Even though Fury “toyed” with Makhmudov at times, switching southpaws and finishing the 12th with his hands behind his back, Allen saw a version of Fury that was “five times slower” than the man who ruled the division a few years ago.
“To the naked eye he wasn’t great tonight. I thought it was a very average performance,” Dave Allen said on his channel about Fury’s performance against Makhmudov last Saturday. “It was like the old Tyson Fury, but five times slower.”
“If he had gone through the gears, he could have taken him out there, and he either chose not to or he couldn’t. A 36-year-old who hasn’t met Makhmudov shouldn’t be going 12 with a world-class heavyweight. Fury doesn’t have much left. He was really slow. The pace was slow, painfully slow, the top five is painfully slow.”
The general consensus among fans that the Wilder trilogy took the best of Fury seems more accurate with each fight. While he got the unanimous decision (120-108, 120-108, 119-109), it was more about Makhmudov being “disinterested” and slow than Fury being elite.
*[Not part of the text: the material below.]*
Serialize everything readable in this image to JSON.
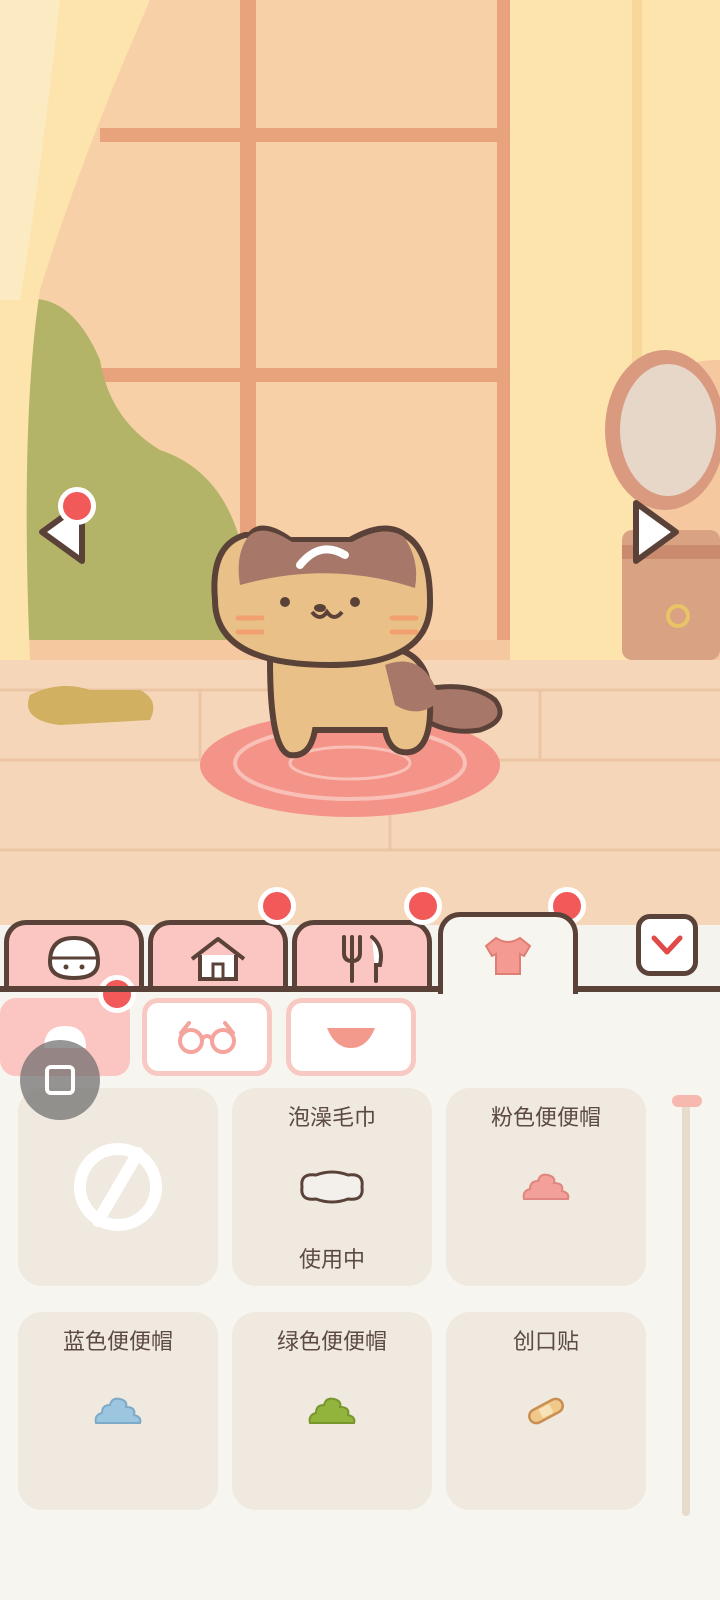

Allen’s X post about Fury “not having much left” reflects the reality of a 37-year-old heavyweight who has led a very hard life, both in and out of the ring.
Since the Wilder fights, victories over Dillian Whyte, and Derek Chisora has not required Fury to be at 100%. The Ngannou scare was the first big warning sign, and subsequent losses to Usyk in 2024 confirmed that elite-level agility was gone.
Many analysts believe the 2021 war with Wilder was the beginning of the end for his peak physical years. Every fight since then, Whyte, Chisora, Ngannou, and the Usyk bouts, has seemed like a steady decline in athleticism.
If he looked this old and slow against a version of Makhmudov that Allen described as “finished” and “hitting under water”, it really highlights the danger he faces against the younger, hungry crop.
Someone like Moses Itauma or Richard Torrez Jr. operate at a completely different frequency. They throw them with a speed and volume that requires elite reflexes to neutralize.
Fury used to move like a middleweight; now, as Allen put it, it looks like he’s fighting underwater or in slow motion.
“I’d like to see him box Joshua or Wilder,” Allen said of Fury. I wouldn’t want to see him boxing the young guys, anything too fresh, too sharp. I think he lost a step or two or three, to be honest.”
Allen, who wants to see him fight Joshua or Wilder, feels like he’s asking for an “Old Timer’s” tournament. It’s a way for Fury to cash in on a big domestic or legacy fight without getting embarrassed by the “young, fresh, sharp” guys Allen said he wants Fury to avoid.
If he couldn’t “go through the gears” against a guy Allen says is “done,” how does he survive twelve rounds with someone like Jalolov or even a rejuvenated AJ? The “Gypsy King” seems to be running purely on muscle memory and reputation at this point.